It might seem a stretch to describe a stock that's risen 35% in the last year as "underfollowed," but that's how I see nVent Electric (NVT -1.38%). The company recently reported an excellent set of fourth-quarter earnings and has strong growth prospects in 2022 and beyond. Moreover, it trades at a compelling valuation, making it the best value stock in the electrical sector. Here's why it's worth buying today.

nVent Electric

For those who don't know the company, nVent is a play on connection and protection in the electrical sector. As such, it's a beneficiary of the trend toward electrification in the economy.

A data center worker.

Image source: Getty Images.

Key end markets include the industrial sector (43% of sales), where investment in automation and digital solutions are driving growth. Construction (28%) is another important market, and the bounce in nonresidential construction in 2022 will help, as will the long-term trend toward electrification and smart buildings. Across infrastructure (21%), nVent is seeing strong growth from spending related to data centers, 5G, renewable energy, and electric vehicles (EVs). Lastly, the bounce in energy prices and increasing use of digital technology in energy will help nVent.

For reference, nVent sells electrical enclosure boxes, electrical and fastening solutions, and thermal management products. Its solutions are a crucial part of a company's safety needs and meeting regulatory requirements. Put simply, it's a pick-and-shovel play on electrification in the economy.

Three reasons to buy nVent

I'll cut to the chase:

  • The recent fourth-quarter results demonstrated the strong growth trends in its end markets, which are likely to continue in 2022.
  • Unlike many companies reporting this earnings season, nVent management more than offset cost inflation with price increases, while not having any significant issues dealing with stronger-than-expected volume demand.
  • nVent's valuation is very attractive on an absolute and relative basis.

End-market growth

At the time of nVent's third-quarter earnings report, management forecast that organic sales growth would be in the 9% to 12% range in the fourth quarter, but it came in with a whopping 24% improvement.

All three segments reported strong growth, and management expects all its industrial verticals to grow in 2022. If it isn't 5G and data center spending, it's an investment in renewables and EVs. Meanwhile, industrial companies have accelerated investment in automation, as evidenced by Rockwell Automation's earnings and outlook. In addition, spending on smart buildings and automation in buildings is set for long-term growth, according to Johnson Controls. Finally, there are real signs that energy companies are starting to spend again, given high energy prices and a lack of investment in previous years.

nVent Segment

Fourth- Quarter Sales

Year-Over-Year Organic Growth

Enclosures

$332 million

35%

Electrical & fastening solutions

$171 million

17%

Thermal management

$166 million

16%

Data source: nVent presentations.

Managing inflationary and supply chain pressures

Given the highly inflationary environment and the ongoing supply chain issues dogging the economy, investors have a crucial question: whether a company can fully offset cost increases with price increases. In this case, it's a yes. For example, on the earnings call, chief financial officer Sara Zawoyski said cost inflation (raw materials, wages, freight, and logistics) was $58 million in the quarter, but price increases added $62 million.

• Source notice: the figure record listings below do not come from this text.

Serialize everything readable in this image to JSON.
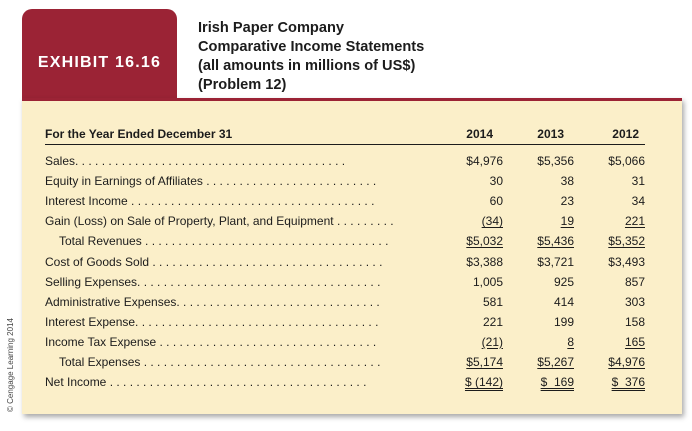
{
  "exhibit": {
    "badge": "EXHIBIT 16.16",
    "title_lines": [
      "Irish Paper Company",
      "Comparative Income Statements",
      "(all amounts in millions of US$)",
      "(Problem 12)"
    ]
  },
  "copyright": "© Cengage Learning 2014",
  "table": {
    "header": {
      "label": "For the Year Ended December 31",
      "years": [
        "2014",
        "2013",
        "2012"
      ]
    },
    "rows": [
      {
        "label": "Sales. . . . . . . . . . . . . . . . . . . . . . . . . . . . . . . . . . . . . . . . .",
        "values": [
          "$4,976",
          "$5,356",
          "$5,066"
        ]
      },
      {
        "label": "Equity in Earnings of Affiliates . . . . . . . . . . . . . . . . . . . . . . . . . .",
        "values": [
          "30",
          "38",
          "31"
        ]
      },
      {
        "label": "Interest Income . . . . . . . . . . . . . . . . . . . . . . . . . . . . . . . . . . . . .",
        "values": [
          "60",
          "23",
          "34"
        ]
      },
      {
        "label": "Gain (Loss) on Sale of Property, Plant, and Equipment . . . . . . . . .",
        "values": [
          "(34)",
          "19",
          "221"
        ]
      },
      {
        "label": "Total Revenues . . . . . . . . . . . . . . . . . . . . . . . . . . . . . . . . . . . . .",
        "values": [
          "$5,032",
          "$5,436",
          "$5,352"
        ]
      },
      {
        "label": "Cost of Goods Sold . . . . . . . . . . . . . . . . . . . . . . . . . . . . . . . . . . .",
        "values": [
          "$3,388",
          "$3,721",
          "$3,493"
        ]
      },
      {
        "label": "Selling Expenses. . . . . . . . . . . . . . . . . . . . . . . . . . . . . . . . . . . . .",
        "values": [
          "1,005",
          "925",
          "857"
        ]
      },
      {
        "label": "Administrative Expenses. . . . . . . . . . . . . . . . . . . . . . . . . . . . . . .",
        "values": [
          "581",
          "414",
          "303"
        ]
      },
      {
        "label": "Interest Expense. . . . . . . . . . . . . . . . . . . . . . . . . . . . . . . . . . . . .",
        "values": [
          "221",
          "199",
          "158"
        ]
      },
      {
        "label": "Income Tax Expense . . . . . . . . . . . . . . . . . . . . . . . . . . . . . . . . .",
        "values": [
          "(21)",
          "8",
          "165"
        ]
      },
      {
        "label": "Total Expenses . . . . . . . . . . . . . . . . . . . . . . . . . . . . . . . . . . . .",
        "values": [
          "$5,174",
          "$5,267",
          "$4,976"
        ]
      },
      {
        "label": "Net Income . . . . . . . . . . . . . . . . . . . . . . . . . . . . . . . . . . . . . . .",
        "values": [
          "$ (142)",
          "$  169",
          "$  376"
        ]
      }
    ]
  },
  "colors": {
    "badge_bg": "#9b2335",
    "panel_bg": "#fbefc9"
  }
}
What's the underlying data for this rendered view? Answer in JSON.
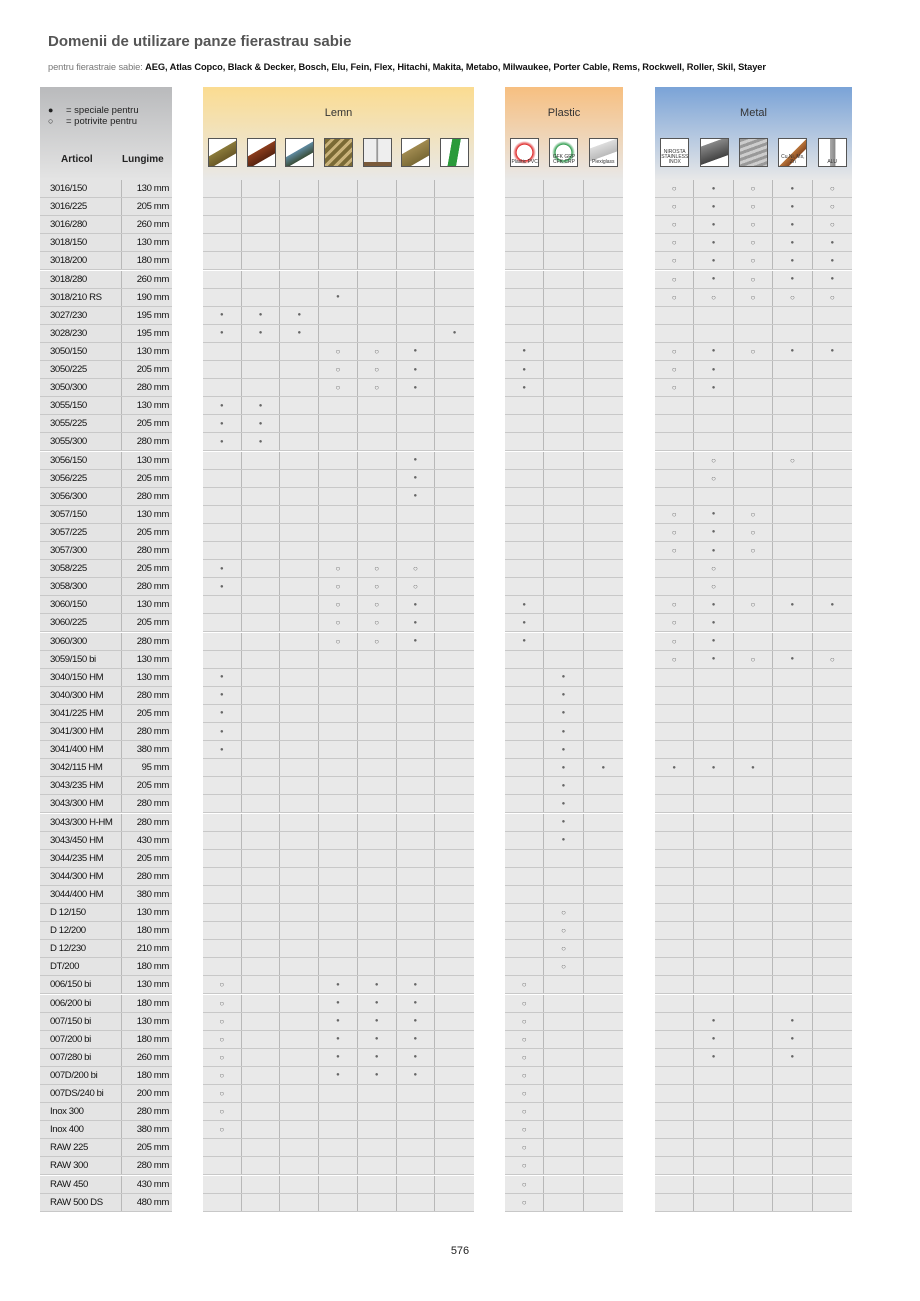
{
  "title": "Domenii de utilizare panze fierastrau sabie",
  "subtitle_prefix": "pentru fierastraie sabie:",
  "subtitle_brands": "AEG, Atlas Copco, Black & Decker, Bosch, Elu, Fein, Flex, Hitachi, Makita, Metabo, Milwaukee, Porter Cable, Rems, Rockwell, Roller, Skil, Stayer",
  "legend": {
    "filled_symbol": "●",
    "filled_label": "= speciale pentru",
    "open_symbol": "○",
    "open_label": "= potrivite pentru"
  },
  "columns": {
    "article": "Articol",
    "length": "Lungime"
  },
  "groups": [
    {
      "name": "Lemn",
      "color": "#fbdc91",
      "icons": [
        {
          "icon": "timber-beams-icon",
          "label": ""
        },
        {
          "icon": "hardwood-icon",
          "label": ""
        },
        {
          "icon": "laminated-board-icon",
          "label": ""
        },
        {
          "icon": "pallet-icon",
          "label": ""
        },
        {
          "icon": "window-frame-icon",
          "label": ""
        },
        {
          "icon": "nailed-wood-icon",
          "label": ""
        },
        {
          "icon": "green-branch-icon",
          "label": ""
        }
      ]
    },
    {
      "name": "Plastic",
      "color": "#f7bf80",
      "icons": [
        {
          "icon": "pvc-icon",
          "label": "Plastic PVC"
        },
        {
          "icon": "gfk-icon",
          "label": "GFK GRP CFK CRP"
        },
        {
          "icon": "plexiglass-icon",
          "label": "Plexiglass"
        }
      ]
    },
    {
      "name": "Metal",
      "color": "#7aa3d7",
      "icons": [
        {
          "icon": "stainless-steel-icon",
          "label": "NIROSTA STAINLESS INOX"
        },
        {
          "icon": "steel-profile-icon",
          "label": ""
        },
        {
          "icon": "sheet-metal-icon",
          "label": ""
        },
        {
          "icon": "non-ferrous-pipe-icon",
          "label": "Cu,Ni, Ms, Zn"
        },
        {
          "icon": "alu-profile-icon",
          "label": "ALU"
        }
      ]
    }
  ],
  "symbols": {
    "filled": "●",
    "open": "○"
  },
  "rows_legend": "marks per column: Lemn(7) Plastic(3) Metal(5); * = speciale, o = potrivite, . = none",
  "rows": [
    {
      "article": "3016/150",
      "length": "130 mm",
      "marks": ".......|...|o*o*o"
    },
    {
      "article": "3016/225",
      "length": "205 mm",
      "marks": ".......|...|o*o*o"
    },
    {
      "article": "3016/280",
      "length": "260 mm",
      "marks": ".......|...|o*o*o"
    },
    {
      "article": "3018/150",
      "length": "130 mm",
      "marks": ".......|...|o*o**"
    },
    {
      "article": "3018/200",
      "length": "180 mm",
      "marks": ".......|...|o*o**"
    },
    {
      "article": "3018/280",
      "length": "260 mm",
      "marks": ".......|...|o*o**"
    },
    {
      "article": "3018/210 RS",
      "length": "190 mm",
      "marks": "...*...|...|ooooo"
    },
    {
      "article": "3027/230",
      "length": "195 mm",
      "marks": "***....|...|....."
    },
    {
      "article": "3028/230",
      "length": "195 mm",
      "marks": "***...*|...|....."
    },
    {
      "article": "3050/150",
      "length": "130 mm",
      "marks": "...oo*.|*..|o*o**"
    },
    {
      "article": "3050/225",
      "length": "205 mm",
      "marks": "...oo*.|*..|o*..."
    },
    {
      "article": "3050/300",
      "length": "280 mm",
      "marks": "...oo*.|*..|o*..."
    },
    {
      "article": "3055/150",
      "length": "130 mm",
      "marks": "**.....|...|....."
    },
    {
      "article": "3055/225",
      "length": "205 mm",
      "marks": "**.....|...|....."
    },
    {
      "article": "3055/300",
      "length": "280 mm",
      "marks": "**.....|...|....."
    },
    {
      "article": "3056/150",
      "length": "130 mm",
      "marks": ".....*.|...|.o.o."
    },
    {
      "article": "3056/225",
      "length": "205 mm",
      "marks": ".....*.|...|.o..."
    },
    {
      "article": "3056/300",
      "length": "280 mm",
      "marks": ".....*.|...|....."
    },
    {
      "article": "3057/150",
      "length": "130 mm",
      "marks": ".......|...|o*o.."
    },
    {
      "article": "3057/225",
      "length": "205 mm",
      "marks": ".......|...|o*o.."
    },
    {
      "article": "3057/300",
      "length": "280 mm",
      "marks": ".......|...|o*o.."
    },
    {
      "article": "3058/225",
      "length": "205 mm",
      "marks": "*..ooo.|...|.o..."
    },
    {
      "article": "3058/300",
      "length": "280 mm",
      "marks": "*..ooo.|...|.o..."
    },
    {
      "article": "3060/150",
      "length": "130 mm",
      "marks": "...oo*.|*..|o*o**"
    },
    {
      "article": "3060/225",
      "length": "205 mm",
      "marks": "...oo*.|*..|o*..."
    },
    {
      "article": "3060/300",
      "length": "280 mm",
      "marks": "...oo*.|*..|o*..."
    },
    {
      "article": "3059/150 bi",
      "length": "130 mm",
      "marks": ".......|...|o*o*o"
    },
    {
      "article": "3040/150 HM",
      "length": "130 mm",
      "marks": "*......|.*.|....."
    },
    {
      "article": "3040/300 HM",
      "length": "280 mm",
      "marks": "*......|.*.|....."
    },
    {
      "article": "3041/225 HM",
      "length": "205 mm",
      "marks": "*......|.*.|....."
    },
    {
      "article": "3041/300 HM",
      "length": "280 mm",
      "marks": "*......|.*.|....."
    },
    {
      "article": "3041/400 HM",
      "length": "380 mm",
      "marks": "*......|.*.|....."
    },
    {
      "article": "3042/115 HM",
      "length": "95 mm",
      "marks": ".......|.**|***.."
    },
    {
      "article": "3043/235 HM",
      "length": "205 mm",
      "marks": ".......|.*.|....."
    },
    {
      "article": "3043/300 HM",
      "length": "280 mm",
      "marks": ".......|.*.|....."
    },
    {
      "article": "3043/300 H-HM",
      "length": "280 mm",
      "marks": ".......|.*.|....."
    },
    {
      "article": "3043/450 HM",
      "length": "430 mm",
      "marks": ".......|.*.|....."
    },
    {
      "article": "3044/235 HM",
      "length": "205 mm",
      "marks": ".......|...|....."
    },
    {
      "article": "3044/300 HM",
      "length": "280 mm",
      "marks": ".......|...|....."
    },
    {
      "article": "3044/400 HM",
      "length": "380 mm",
      "marks": ".......|...|....."
    },
    {
      "article": "D 12/150",
      "length": "130 mm",
      "marks": ".......|.o.|....."
    },
    {
      "article": "D 12/200",
      "length": "180 mm",
      "marks": ".......|.o.|....."
    },
    {
      "article": "D 12/230",
      "length": "210 mm",
      "marks": ".......|.o.|....."
    },
    {
      "article": "DT/200",
      "length": "180 mm",
      "marks": ".......|.o.|....."
    },
    {
      "article": "006/150 bi",
      "length": "130 mm",
      "marks": "o..***.|o..|....."
    },
    {
      "article": "006/200 bi",
      "length": "180 mm",
      "marks": "o..***.|o..|....."
    },
    {
      "article": "007/150 bi",
      "length": "130 mm",
      "marks": "o..***.|o..|.*.*."
    },
    {
      "article": "007/200 bi",
      "length": "180 mm",
      "marks": "o..***.|o..|.*.*."
    },
    {
      "article": "007/280 bi",
      "length": "260 mm",
      "marks": "o..***.|o..|.*.*."
    },
    {
      "article": "007D/200 bi",
      "length": "180 mm",
      "marks": "o..***.|o..|....."
    },
    {
      "article": "007DS/240 bi",
      "length": "200 mm",
      "marks": "o......|o..|....."
    },
    {
      "article": "Inox 300",
      "length": "280 mm",
      "marks": "o......|o..|....."
    },
    {
      "article": "Inox 400",
      "length": "380 mm",
      "marks": "o......|o..|....."
    },
    {
      "article": "RAW 225",
      "length": "205 mm",
      "marks": ".......|o..|....."
    },
    {
      "article": "RAW 300",
      "length": "280 mm",
      "marks": ".......|o..|....."
    },
    {
      "article": "RAW 450",
      "length": "430 mm",
      "marks": ".......|o..|....."
    },
    {
      "article": "RAW 500 DS",
      "length": "480 mm",
      "marks": ".......|o..|....."
    }
  ],
  "page_number": "576"
}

On a related note, the supply chain issues have created cost pressure and a lack of product availability that have restricted some companies' ability to meet volume demand. But again, that wasn't the case with nVent in the fourth quarter, where volume increased by 12%. Moreover, CEO Beth Wozniak said the company had been investing in capacity, and "we would expect that we're going to have some nice volume growth" in 2022.

A stock to buy

Turning to valuation, nVent's metrics stand at a discount to Hubbell (HUBB 0.34%) and Eaton (ETN -0.40%), two other stocks focused on electrification.

NVT Price to Free Cash Flow Chart

NVT price to free cash flow. Data by YCharts.

In addition, management's full-year guidance calls for organic sales growth of 6% to 9% with adjusted earnings per share of $2.10 to $2.20. Another year of converting adjusted net income into free cash flow (FCF) at a 100% rate would mean around $360 million in FCF, putting nVent on a forward price-to-FCF multiple of less than 16 times FCF. That's an excellent valuation, and the current dip is creating a good buying opportunity.